Why should it be a problem? Nationality is fluid and inclusive, political statehood is not.

Lord Kitchener's Own said...


So are we saying that nationality has no meaning? That it is LITERALLY meaningless?

If nationality is fluid and inclusive, then isn't everyone a member of every nation? Doesn't that make the term useless?

It seems to me, one can't espouse that a certain group of people form a nation, without knowing who fits into that group of people. Not if one wants "nation" to have any meaning beyond "a random grouping of people, based on nothing, which is constantly changing".

I think the motions, taken together, and given that "Quebecois" means something different in English than it does in French amount to the following:

"A group of people we can't define, form a sociological unit we can't define within a united Canada".

They might as well have voted on a motion recognizing that pink unicorns are friendlier than blue unicorns.

Of course, to keep the metaphor alive, the problem is there are a whole lot of purple unicorns around wondering just what this all means for them!

I wish someone had an answer.

Devon Rowcliffe said...

Nationality is a feeling of belonging, or a tribalism, rather than a tangible "thing" that a government bestows upon people.
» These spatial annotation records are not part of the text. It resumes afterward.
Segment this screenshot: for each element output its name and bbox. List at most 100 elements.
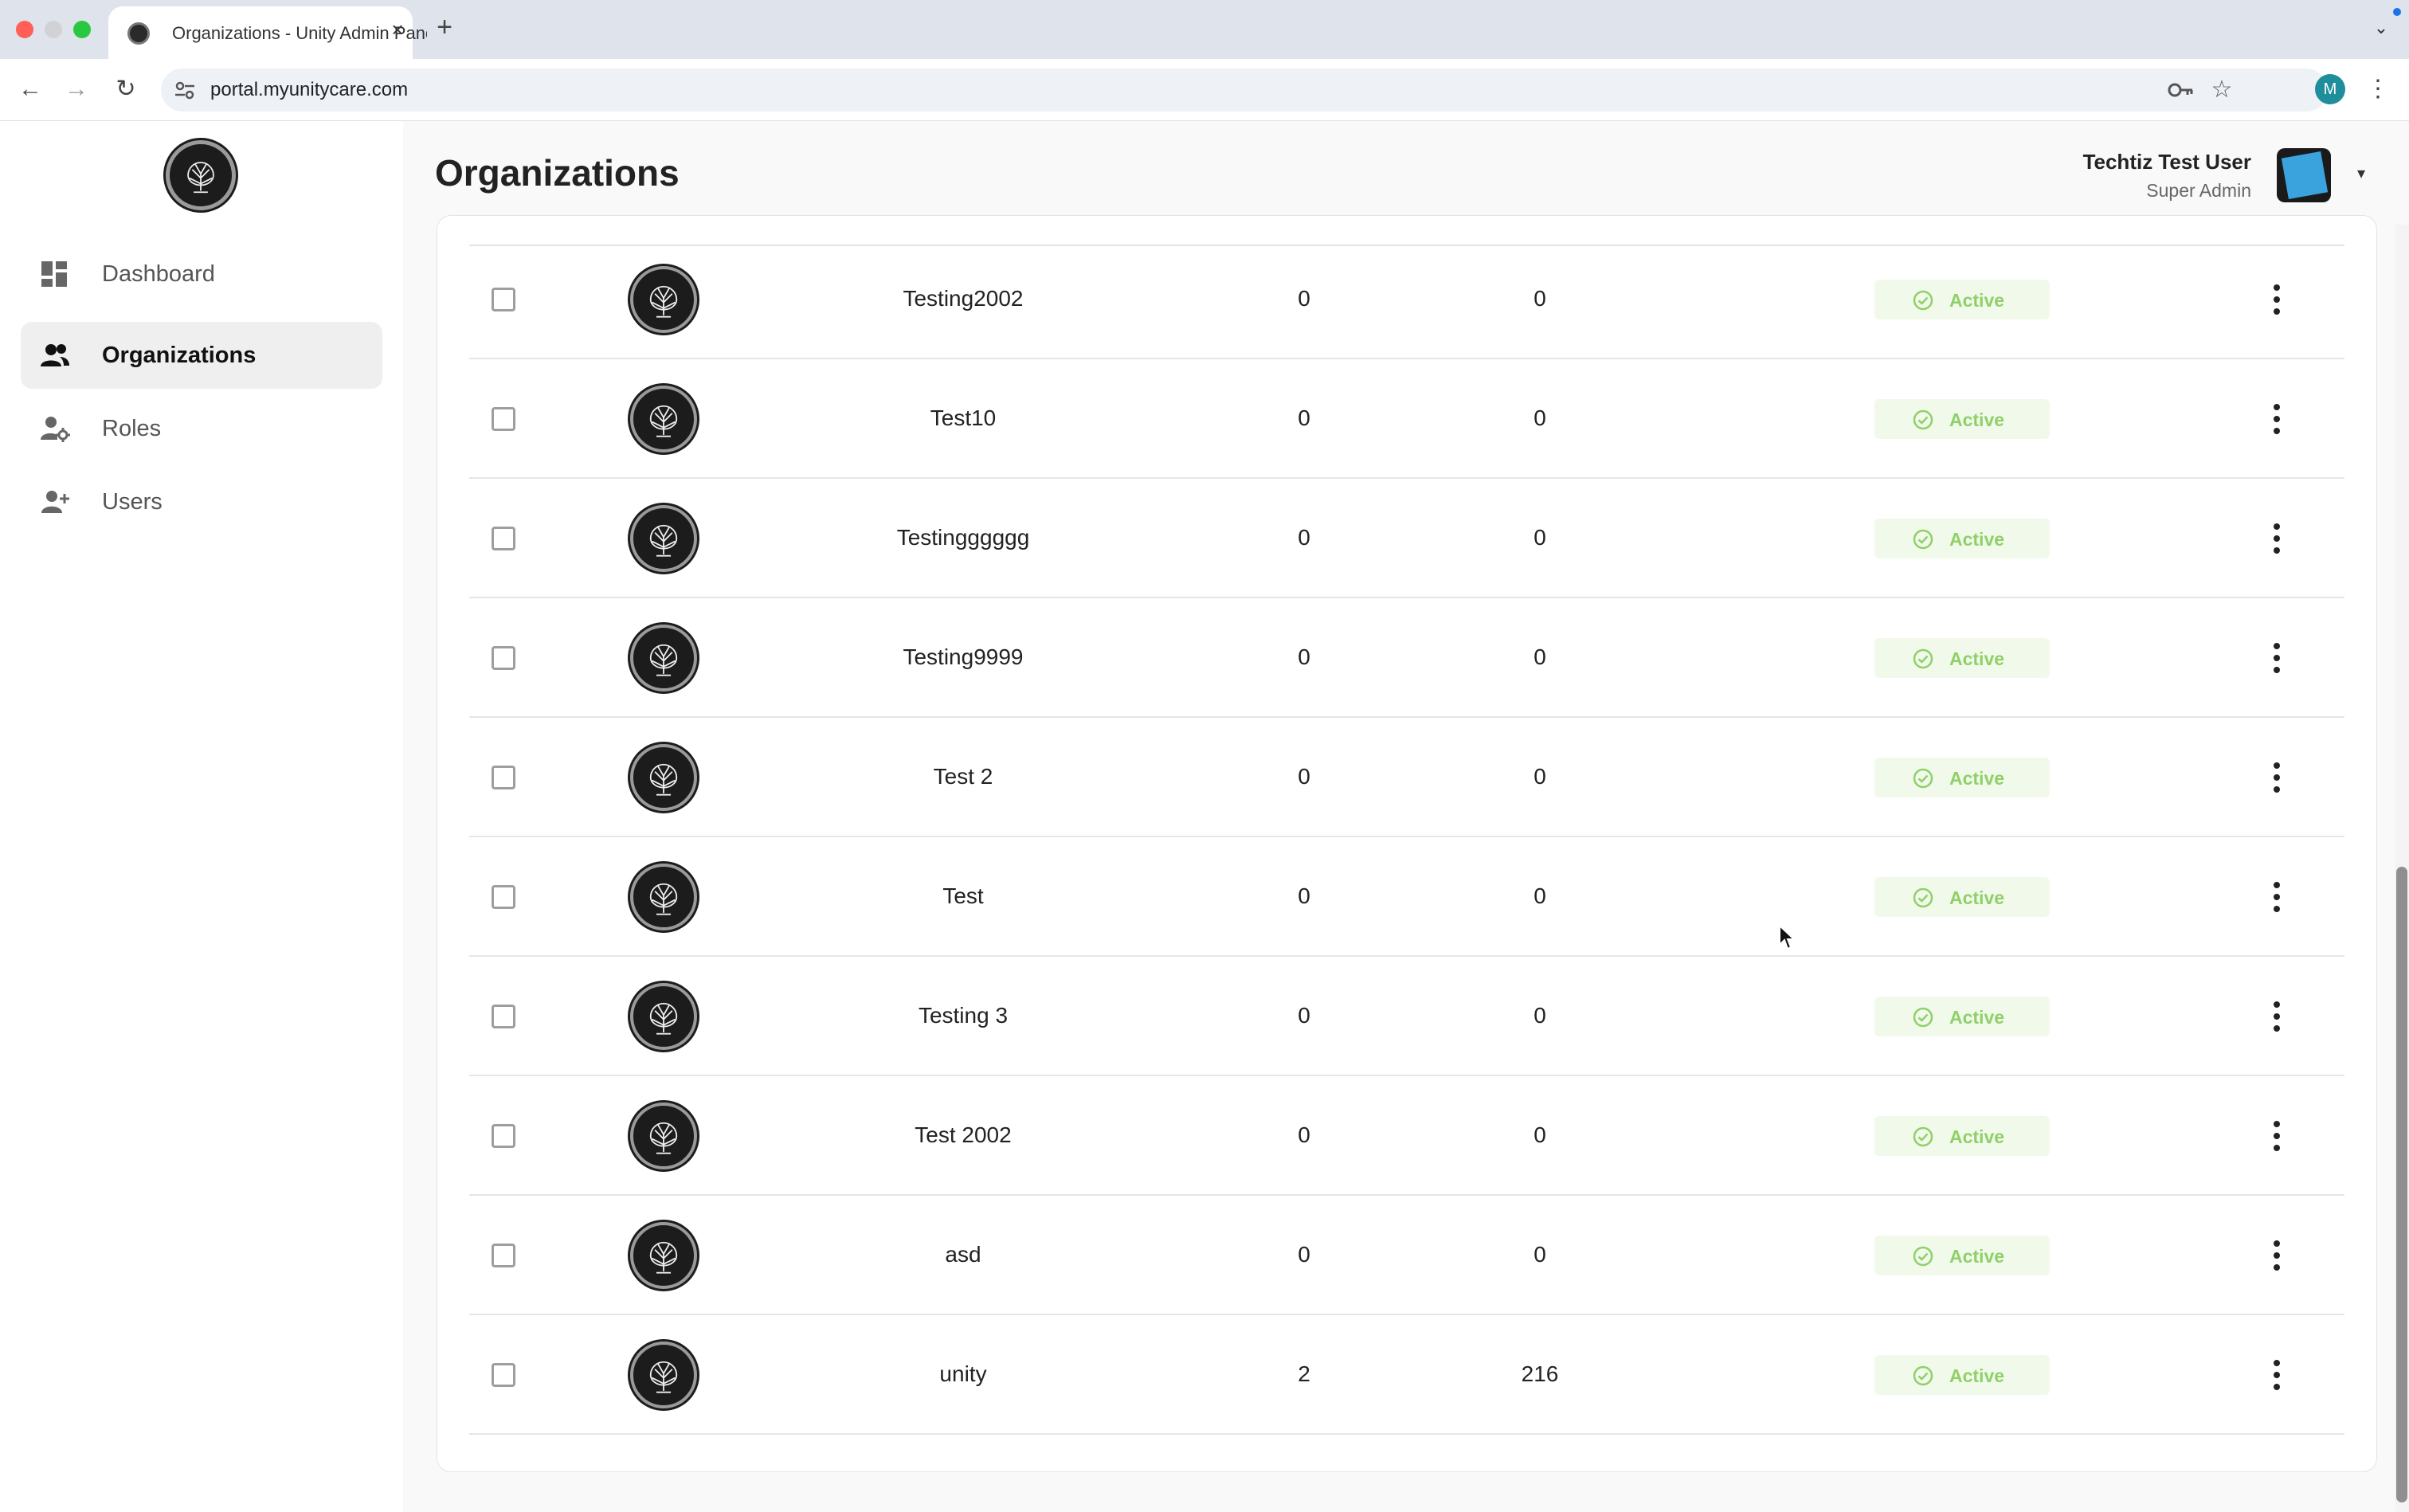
status-badge: Active: [1874, 638, 2050, 678]
row-checkbox[interactable]: [492, 1005, 515, 1028]
table-row: unity 2 216 Active: [469, 1315, 2344, 1435]
row-checkbox[interactable]: [492, 1363, 515, 1387]
more-options-icon[interactable]: [2265, 995, 2289, 1038]
sidebar: Dashboard Organizations Roles Users: [0, 121, 403, 1512]
dashboard-icon: [41, 261, 67, 287]
caret-down-icon[interactable]: ▾: [2352, 164, 2371, 183]
more-options-icon[interactable]: [2265, 517, 2289, 560]
status-label: Active: [1949, 1246, 2005, 1267]
status-badge: Active: [1874, 1116, 2050, 1156]
back-arrow-icon[interactable]: ←: [14, 73, 46, 105]
more-options-icon[interactable]: [2265, 875, 2289, 919]
organization-name: Test 2002: [915, 1122, 1012, 1147]
forward-arrow-icon[interactable]: →: [61, 73, 92, 105]
sidebar-item-users[interactable]: Users: [21, 468, 382, 535]
more-options-icon[interactable]: [2265, 756, 2289, 799]
browser-tab-active[interactable]: Organizations - Unity Admin Panel ×: [108, 6, 427, 59]
count-cell: 0: [1534, 286, 1546, 311]
organization-name: Testingggggg: [896, 525, 1030, 550]
organization-name: asd: [945, 1242, 981, 1267]
more-options-icon[interactable]: [2265, 637, 2289, 680]
count-cell: 0: [1298, 644, 1310, 669]
browser-menu-icon[interactable]: ⋮: [2366, 74, 2390, 104]
more-options-icon[interactable]: [2265, 1353, 2289, 1396]
tab-search-chevron-icon[interactable]: ⌄: [2369, 16, 2393, 40]
unity-logo[interactable]: [166, 140, 236, 210]
sidebar-item-organizations[interactable]: Organizations: [21, 322, 382, 389]
table-row: Testing9999 0 0 Active: [469, 598, 2344, 718]
count-cell: 0: [1534, 883, 1546, 908]
sidebar-item-roles[interactable]: Roles: [21, 395, 382, 462]
user-avatar[interactable]: [2277, 148, 2331, 202]
url-text[interactable]: portal.myunitycare.com: [210, 79, 408, 101]
count-cell: 0: [1534, 405, 1546, 430]
table-row: Testingggggg 0 0 Active: [469, 479, 2344, 598]
organization-name: Test 2: [933, 764, 993, 789]
organization-logo: [630, 505, 697, 572]
table-row: Test 2002 0 0 Active: [469, 1076, 2344, 1196]
organization-logo: [630, 266, 697, 333]
address-bar[interactable]: portal.myunitycare.com ☆: [161, 69, 2328, 112]
count-cell: 0: [1298, 286, 1310, 311]
status-label: Active: [1949, 1007, 2005, 1028]
check-circle-icon: [1913, 290, 1933, 311]
row-checkbox[interactable]: [492, 766, 515, 789]
table-row: Testing 3 0 0 Active: [469, 957, 2344, 1076]
count-cell: 0: [1534, 1122, 1546, 1147]
tab-close-icon[interactable]: ×: [386, 18, 409, 41]
more-options-icon[interactable]: [2265, 1234, 2289, 1277]
count-cell: 0: [1298, 764, 1310, 789]
tab-favicon-icon: [127, 22, 150, 45]
notification-dot: [2393, 8, 2401, 16]
roles-icon: [41, 417, 70, 442]
count-cell: 0: [1298, 1122, 1310, 1147]
profile-avatar[interactable]: M: [2315, 74, 2345, 104]
table-row: Test10 0 0 Active: [469, 359, 2344, 479]
row-checkbox[interactable]: [492, 885, 515, 909]
organization-name: Testing 3: [918, 1003, 1009, 1028]
check-circle-icon: [1913, 529, 1933, 550]
close-window-button[interactable]: [16, 21, 33, 38]
status-label: Active: [1949, 887, 2005, 908]
organization-logo: [630, 1342, 697, 1408]
organization-name: Testing9999: [903, 644, 1024, 669]
count-cell: 0: [1534, 1242, 1546, 1267]
row-checkbox[interactable]: [492, 1124, 515, 1148]
more-options-icon[interactable]: [2265, 398, 2289, 441]
page-header: Organizations Techtiz Test User Super Ad…: [403, 121, 2409, 225]
row-checkbox[interactable]: [492, 1244, 515, 1267]
reload-icon[interactable]: ↻: [110, 73, 142, 105]
row-checkbox[interactable]: [492, 646, 515, 670]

It is generally based upon a common language, culture, and/or religion.

For this reason, the Québécois are a nation if they believe themselves to be, and nobody else from outside their nation can take that identity away from them.

However, whether the Québécois is a nation or not should be irrelevant to our federal government, as Canada is not a nation-state; that is, it is a state, but it is not a state built upon a nation, or nations. There is no Canadian nation. And that's a good thing, for we have an inclusive (rather than exclusive) sense of statehood.

There is Canadian statehood/identity and there is a Québécois nation; however, the the two are not mutually exclusive, and the latter does not give existence or legitimacy to the former. Thus our political system need not officially recognize the Québécois nation, nor any other nation.

Both Gerard Kennedy of the Liberals and Michael Chong of the Conservatives understand this point fully well.

Lord Kitchener's Own said...

nation n.

1)a community of people of mainly common descent, history, language, etc., forming a state or inhabiting a territory. 2) a tribe or confederation of tribes of North American Indians.


1a) the status of belonging to a particular nation.

1b) a nation


We can pretend all we like that "nations" are just connections people feel, and that if you believe you are a member of a nation, you ARE a member of that nation and that this is all just some thought experiment we're collectively participating in.

The problem is, abstract sociological theories have CONSEQUENCES when expressed in a political context. Words have meanings, and the import of those words are different in an academic sociological theory, then they are in political reality.

We can act as though we have merely re-stated a sociological fact all we like. Doing it in a resolution in the Parliament of Canada has political consequences.

When Jacques Parizeau commented that the 1995 vote had been won by the "ethnic vote" wasn't he just stating a sociological fact? Of course he was. But in a political context, such an academic sociological truism was WHOLLY unacceptable.

All that being said, I don't necessarily have a problem with recognizing the Quebecois nation. It's worrisome, but not terrible, imho. My larger concern is that I'm not sure this resolution DOES recognize the Quebecois nation (or rather, I think either the English version does, or the French version does, or possibly neither do but not both... or at the very least, both resolutions don't recognize the SAME nation).

Words have meanings. ESPECIALLY in a highly charged political context. You don't scribble down a resolution defining a "nation" in the political context of a healthy separatist movement trying to break up the country and leave ambiguities. You certainly don't craft a resolution which reasonable people can argue recognizes one Quebecois nation in French, and another, wholly different nation in English.

It's evident to me that half the MPs who voted for this resolution had no idea what they were voting for, a quarter thought they were voting for X, and a quarter thought they were voting for Y.

Anyway, we'll see what kind of motions the Bloc brings forward in the future. I don't know what the motion will demand, but I'm pretty sure it willl begin "Given that the Parliament of Canada has overwhelmingly recognized the Quebecois nation..."

If any of the BQ MPs have access to a dictionary, we could be in trouble...

Anonymous said...

Lord Kitchener,

Your friend himself is the best person to ask whether he is part of the Québécois nation.

Harper tabled his motion because other similar motions had been proposed. Not because he felt that the word "nation" deserved discussion at this very moment. Notice that Harper did not table that Quebeckers be acknowledged as a "people" (this is probably what a BQ MP would have preferred, judging by ).

In my experience of Quebec, although the word nation does have a rather variable meaning, it also fits well in a number of contexts (there are my First Nations to begin with). If you hang on to this, you could construe the Québécois nation as some sort of East-coast Métis undertaking).

Like Devon Rowcliffe, I am not sure I understand your aversion to the term, since you repeatedly pointed out that you do not really understand what it means. Should it not be the least of your worries?

My own objection to the word "nation" rather has to do with translation concerns. The word "nation" is a bad word because it instills confusion in documents translated back and forth in the Canadian context, i.e.:

From French into English, "la capitale nationale" = the capital of the Province of Quebec.

From English into French, "a nation-wide initiative" would have to be translated "federal" or "country-wide" to correctly convey that this initiative has bearing on the entire coutry (Canada).

See what I mean? In Canadian material, I feel "the nation" and "la nation" are false cognates.

Guillaume Perreault

Anonymous said...

Just a quick note to point out that "Parliament" didn't adopt anything. The House of Commons did.

Lord Kitchener's Own said...

I'm not too concerned about NATION.

What I want to know is, what does QUEBECOIS mean in English? The dictionary says it means FRENCH CANADIANS from Quebec. Is THAT what we just recognized as a nation?